After consulting with storage team, they suggested me to use "securityContext:
privileged: true" under ES dc's containers node, I checked the value, it's default value is true. I debugged the dc according to your comments, AccessDeniedException still happened. Then I tried to change the value to false, although AccessDeniedException happened again after debugging with your comment 10, ES pod had the write permission and can start up correctly and write logs down.

So I am puzzled why I must to change the privileged value to false, then the ES pod can have the write permission.

Comment 12 ewolinet 2016-11-08 17:02:10 UTC
Junqi,

I looked at the logs that you posted above and I saw that the security context in elasticsearch_pods was  "securityContext: {}". So it seems that the oc patch you used didn't apply the expected change.

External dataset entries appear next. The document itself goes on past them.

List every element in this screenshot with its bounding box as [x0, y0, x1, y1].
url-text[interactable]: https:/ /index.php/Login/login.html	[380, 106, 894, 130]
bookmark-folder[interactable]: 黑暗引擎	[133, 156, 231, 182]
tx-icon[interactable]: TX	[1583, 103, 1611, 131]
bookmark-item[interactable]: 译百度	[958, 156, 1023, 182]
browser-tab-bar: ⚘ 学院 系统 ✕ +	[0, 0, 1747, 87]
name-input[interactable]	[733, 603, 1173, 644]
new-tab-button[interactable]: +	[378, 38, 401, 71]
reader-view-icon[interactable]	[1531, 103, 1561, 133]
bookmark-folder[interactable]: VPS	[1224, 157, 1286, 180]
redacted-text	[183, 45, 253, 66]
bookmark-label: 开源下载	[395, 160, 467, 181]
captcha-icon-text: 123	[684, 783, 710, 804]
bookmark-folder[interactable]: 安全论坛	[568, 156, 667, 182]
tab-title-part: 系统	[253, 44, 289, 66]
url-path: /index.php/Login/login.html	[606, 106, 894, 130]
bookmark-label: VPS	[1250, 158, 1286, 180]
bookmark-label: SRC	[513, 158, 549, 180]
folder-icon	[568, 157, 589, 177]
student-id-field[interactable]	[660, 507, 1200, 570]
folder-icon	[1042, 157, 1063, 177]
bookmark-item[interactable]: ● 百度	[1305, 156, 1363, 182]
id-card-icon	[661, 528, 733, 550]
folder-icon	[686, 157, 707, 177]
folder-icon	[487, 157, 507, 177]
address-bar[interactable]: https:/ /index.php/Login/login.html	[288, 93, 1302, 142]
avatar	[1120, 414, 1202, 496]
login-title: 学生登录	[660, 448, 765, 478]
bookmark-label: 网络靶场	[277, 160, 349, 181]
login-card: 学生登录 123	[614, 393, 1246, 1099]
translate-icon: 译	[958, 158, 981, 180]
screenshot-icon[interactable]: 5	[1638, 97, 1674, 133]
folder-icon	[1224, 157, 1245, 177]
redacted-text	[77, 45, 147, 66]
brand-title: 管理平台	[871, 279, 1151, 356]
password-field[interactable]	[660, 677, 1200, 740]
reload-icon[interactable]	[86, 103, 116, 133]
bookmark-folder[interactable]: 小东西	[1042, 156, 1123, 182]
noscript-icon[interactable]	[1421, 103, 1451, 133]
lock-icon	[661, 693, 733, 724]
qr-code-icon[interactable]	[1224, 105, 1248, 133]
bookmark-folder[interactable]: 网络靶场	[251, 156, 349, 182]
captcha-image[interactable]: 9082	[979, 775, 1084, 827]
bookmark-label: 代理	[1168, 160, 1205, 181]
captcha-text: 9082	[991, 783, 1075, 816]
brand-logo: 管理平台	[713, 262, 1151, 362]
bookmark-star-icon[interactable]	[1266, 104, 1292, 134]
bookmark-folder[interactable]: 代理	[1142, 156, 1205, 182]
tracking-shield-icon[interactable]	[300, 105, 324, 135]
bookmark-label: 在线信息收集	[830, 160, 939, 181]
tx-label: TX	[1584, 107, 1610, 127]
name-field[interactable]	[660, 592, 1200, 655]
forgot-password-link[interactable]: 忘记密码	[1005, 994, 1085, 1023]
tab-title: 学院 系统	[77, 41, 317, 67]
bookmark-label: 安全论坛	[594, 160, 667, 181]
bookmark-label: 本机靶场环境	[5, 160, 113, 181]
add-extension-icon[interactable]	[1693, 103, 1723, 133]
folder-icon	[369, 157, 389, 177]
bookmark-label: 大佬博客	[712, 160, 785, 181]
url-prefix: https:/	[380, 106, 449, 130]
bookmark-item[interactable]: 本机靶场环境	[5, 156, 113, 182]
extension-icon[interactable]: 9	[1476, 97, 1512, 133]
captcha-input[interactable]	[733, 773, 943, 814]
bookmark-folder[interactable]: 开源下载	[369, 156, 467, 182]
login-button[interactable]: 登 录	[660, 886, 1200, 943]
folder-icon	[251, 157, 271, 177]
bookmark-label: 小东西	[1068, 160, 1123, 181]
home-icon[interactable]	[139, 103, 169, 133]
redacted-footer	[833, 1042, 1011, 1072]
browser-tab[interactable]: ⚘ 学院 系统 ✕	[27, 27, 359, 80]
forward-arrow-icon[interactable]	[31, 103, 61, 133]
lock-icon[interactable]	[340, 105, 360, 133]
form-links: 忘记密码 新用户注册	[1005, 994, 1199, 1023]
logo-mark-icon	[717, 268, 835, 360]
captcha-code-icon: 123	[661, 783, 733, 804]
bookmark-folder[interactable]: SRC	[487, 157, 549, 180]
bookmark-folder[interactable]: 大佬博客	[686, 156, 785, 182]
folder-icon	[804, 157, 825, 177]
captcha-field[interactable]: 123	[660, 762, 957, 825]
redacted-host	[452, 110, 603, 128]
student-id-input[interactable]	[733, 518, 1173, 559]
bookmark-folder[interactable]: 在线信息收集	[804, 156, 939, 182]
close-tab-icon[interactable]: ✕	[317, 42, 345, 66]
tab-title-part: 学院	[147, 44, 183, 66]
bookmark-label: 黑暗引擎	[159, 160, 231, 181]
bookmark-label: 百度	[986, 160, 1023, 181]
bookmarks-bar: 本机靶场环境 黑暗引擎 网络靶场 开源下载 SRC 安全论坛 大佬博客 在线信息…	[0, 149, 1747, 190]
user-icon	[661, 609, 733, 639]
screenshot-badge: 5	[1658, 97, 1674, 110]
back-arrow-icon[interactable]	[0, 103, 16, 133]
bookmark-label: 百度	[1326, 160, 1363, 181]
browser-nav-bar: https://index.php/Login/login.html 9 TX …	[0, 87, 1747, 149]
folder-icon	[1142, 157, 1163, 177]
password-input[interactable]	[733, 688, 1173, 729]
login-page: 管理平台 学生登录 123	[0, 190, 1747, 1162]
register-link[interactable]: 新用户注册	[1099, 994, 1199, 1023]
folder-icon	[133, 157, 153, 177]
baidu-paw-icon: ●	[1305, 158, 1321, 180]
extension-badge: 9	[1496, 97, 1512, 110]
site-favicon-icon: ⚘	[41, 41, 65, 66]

I actually see "securityContext" in two different places in your elasticsearch_pods file, same for the elasticsearch_dc.txt file.

Do you have the output for https://bugzilla.redhat.com/show_bug.cgi?id=1380663#c10 ?

I'm a little surprised that we would need to be running as a privileged pod to use CEPH, we currently only suggest that the pod would run privileged to have a host mount.

Comment 13 Junqi Zhao 2016-11-09 11:17:31 UTC
Created attachment 1218905 [details]
log for elasticsearch pod info after attaching rbd server, and debug pod info

Comment 14 Junqi Zhao 2016-11-09 11:25:10 UTC
@ewolinet
see my attached file, timestamp: 2016-11-09 06:17 EST
es_pod_after_attaching_rbd_securitycontext_true.txt is es pod info after attaching rbd pvc, but privileged value is true, es_pod_after_attaching_rbd_securitycontext_false.txt is es pod info after attaching rbd pvc, but privileged value is false,  we can see the securityContext part is different in these two files.

es_debug_pod.txt is the output for https://bugzilla.redhat.com/show_bug.cgi?id=1380663#c10.

Comment 16 hchen 2016-11-14 16:18:28 UTC
@Junqi: have you tried using just selinux label in securityContext, with privileged=false?

Comment 17 Junqi Zhao 2016-11-15 06:36:41 UTC
@Huamin,

I did't tried just selinux label in securityContext with privileged=false
since we didn't have seLinux label in dc

Comment 18 hchen 2016-11-15 16:30:20 UTC
We have been testing ceph rbd volumes without having to be privileged. But selinux is required in this case. You can use seLinux label Level: "s0:c0,c1" and skip privileged: true.

I am closing this BZ.

Comment 19 Luke Meyer 2016-11-15 19:29:35 UTC
@hchen is that documented somewhere? I would not expect to have to fiddle with selinux labeling just to use some storage, so we need to make sure this is called out somewhere.